There will also be greater restrictions placed on the range of investments accessible to “non-qualified” investors, for example, limiting investments in more complex instruments such as margin trading, structured products and derivatives.
The country’s leading exchanges have played an integral role in these investor protection efforts. The Moscow Exchange has partnered with the CB to develop a comprehensive online programme to financially educate retail investors. Meanwhile, the SPB Exchange has launched its own dedicated educational centre for new traders aiming to equip them with the knowledge and practical skills to develop successful trading strategies in cooperation with major brokerages.
It’s not just the major exchanges who are concerned about investor protection, though – digital brokerages are also playing their part. For example, Tinkoff Investments enables clients to select a specific risk profile and receive alerts if a prospective investment falls outside of these limits. Tinkoff also offers a host of educational materials ranging from a dedicated Youtube channel entitled “Money Doesn’t Sleep” to an investing guide complete with short quizzes to enhance users’ financial acumen.

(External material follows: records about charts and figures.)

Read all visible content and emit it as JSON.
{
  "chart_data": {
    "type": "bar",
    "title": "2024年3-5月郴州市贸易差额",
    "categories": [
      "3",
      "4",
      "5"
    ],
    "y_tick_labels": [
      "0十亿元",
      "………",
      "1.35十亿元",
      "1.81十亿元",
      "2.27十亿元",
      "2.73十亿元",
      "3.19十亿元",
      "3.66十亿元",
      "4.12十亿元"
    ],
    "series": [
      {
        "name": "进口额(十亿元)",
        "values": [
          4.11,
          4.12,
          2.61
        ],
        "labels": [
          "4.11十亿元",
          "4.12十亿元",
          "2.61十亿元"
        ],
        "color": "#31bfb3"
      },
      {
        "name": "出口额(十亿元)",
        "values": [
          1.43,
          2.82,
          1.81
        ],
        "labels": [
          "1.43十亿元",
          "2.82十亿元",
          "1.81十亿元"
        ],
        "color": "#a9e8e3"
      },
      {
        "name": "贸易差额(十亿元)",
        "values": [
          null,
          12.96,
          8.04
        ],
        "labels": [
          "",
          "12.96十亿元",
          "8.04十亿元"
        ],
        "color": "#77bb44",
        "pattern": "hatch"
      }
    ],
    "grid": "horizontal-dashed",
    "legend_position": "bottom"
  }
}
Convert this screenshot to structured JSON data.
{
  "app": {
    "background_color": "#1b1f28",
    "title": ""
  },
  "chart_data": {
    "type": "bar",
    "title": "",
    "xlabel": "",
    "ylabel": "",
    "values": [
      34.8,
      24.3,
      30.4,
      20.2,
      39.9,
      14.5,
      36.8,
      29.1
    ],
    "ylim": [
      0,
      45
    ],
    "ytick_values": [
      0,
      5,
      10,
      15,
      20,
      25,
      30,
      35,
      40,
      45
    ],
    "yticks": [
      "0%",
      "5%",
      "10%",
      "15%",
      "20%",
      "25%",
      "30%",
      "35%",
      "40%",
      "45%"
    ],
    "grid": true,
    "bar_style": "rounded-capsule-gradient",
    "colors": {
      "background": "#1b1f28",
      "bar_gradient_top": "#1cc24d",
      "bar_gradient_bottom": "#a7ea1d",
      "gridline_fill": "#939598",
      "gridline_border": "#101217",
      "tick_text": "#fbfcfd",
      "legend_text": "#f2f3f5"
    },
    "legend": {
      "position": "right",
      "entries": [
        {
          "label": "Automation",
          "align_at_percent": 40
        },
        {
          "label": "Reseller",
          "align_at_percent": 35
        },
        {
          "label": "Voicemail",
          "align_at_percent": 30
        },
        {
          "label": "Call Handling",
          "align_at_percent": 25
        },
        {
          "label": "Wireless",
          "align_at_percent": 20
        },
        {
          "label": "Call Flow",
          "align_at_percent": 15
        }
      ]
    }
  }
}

With the shift towards retail investing is still in its relative infancy – only about 7.6% of Russian adults currently have a brokerage account – there is every likelihood that investor protection will be a hot topic for a long time to come. It will be critically important that all of these institutions continue to be proactive in their efforts to ensure that market newcomers do not turn away from investing forever at the first sign of a reversal in the current bull market.